BBQ is an art, and some of us still need to be "blacksmiths" while most people inevitably drift towards mass produced out of convenience.

I grew up knowing what BBQ was supposed to be. All of the North isn't necessarily very Northern. Without revealing too many details, my dad settled us, after the Corps, within a stone's throw of a terminus of the UGRR. The pit and juke joints were thick around there. I grew up on grease, greens, mac n' cheese, char, and R&B.
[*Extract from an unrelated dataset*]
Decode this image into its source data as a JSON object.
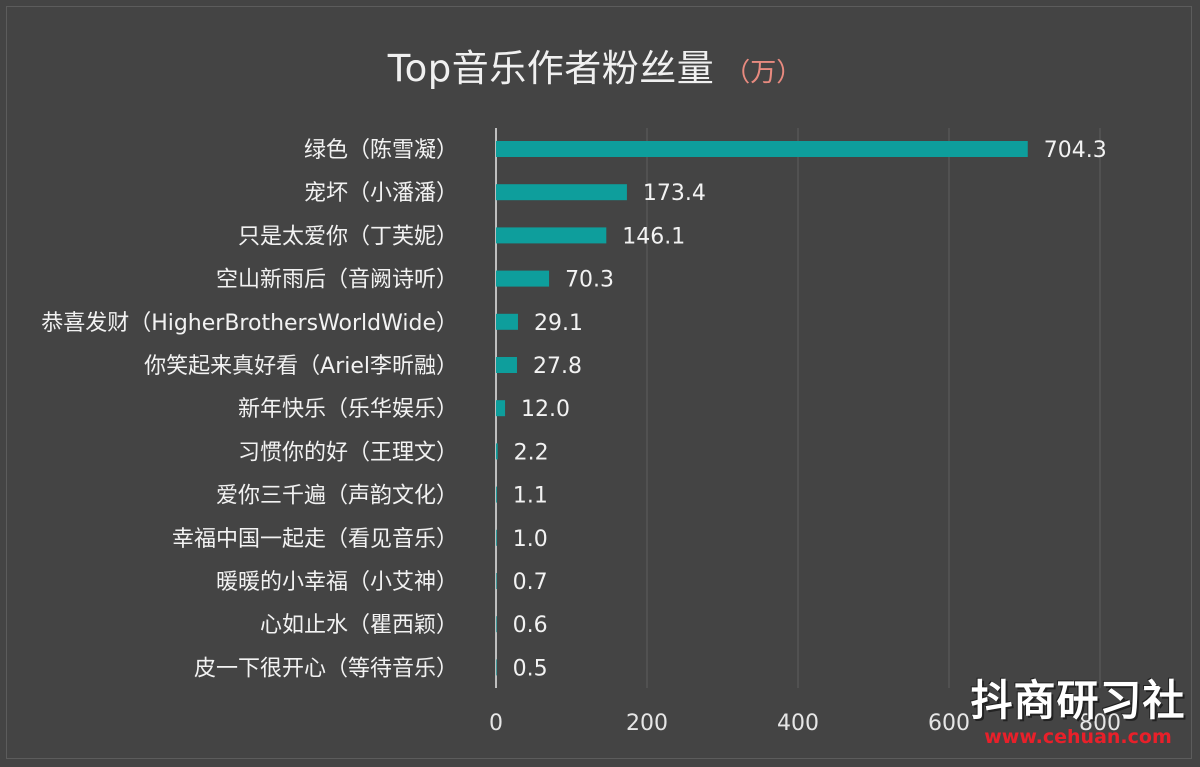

I feel you, wanting to honor tradition. It's like Shelby Foote with his steel nib pen, painstakingly writing out history, page by page. It's like me, with my paella: if it ain't on wood, it's no good. But unless you got sand with my HOA, I'm going seriously low-profile until we're out of here.
 
I grew up knowing what BBQ was supposed to be. All of the North isn't necessarily very Northern. Without revealing too many details, my dad settled us, after the Corps, within a stone's throw of a terminus of the UGRR. The pit and juke joints were thick around there. I grew up on grease, greens, mac n' cheese, char, and R&B.

I feel you, wanting to honor tradition. It's like Shelby Foote with his steel nib pen, painstakingly writing out history, page by page. It's like me, with my paella: if it ain't on wood, it's no good. But unless you got sand with my HOA, I'm going seriously low-profile until we're out of here.

Oh I'm with ya man. I'm not one of those southerners that's ignorant to some of the great BBQ traditions elsewhere.

I watched a great documentary on BBQ and it's importance to our culture. One segment was on an elderly black man, his son, and a young white guy who was apprenticing under the pit master. During harvest it was common for black and white to sit and share a hog, an obvious oddity in those times that highlighted the power of food to bring folks together. Sadly, it just seems that much of the country, including here, is moving to big box BBQ chains and away from the true craft of doing good Q. I'd probably enjoy some rural Pennsylvania BBQ more than a lot of the franchise shit here, or pretty much any BBQ I've had in Texas.

Got my helmet on awaiting the stones from the Texicans.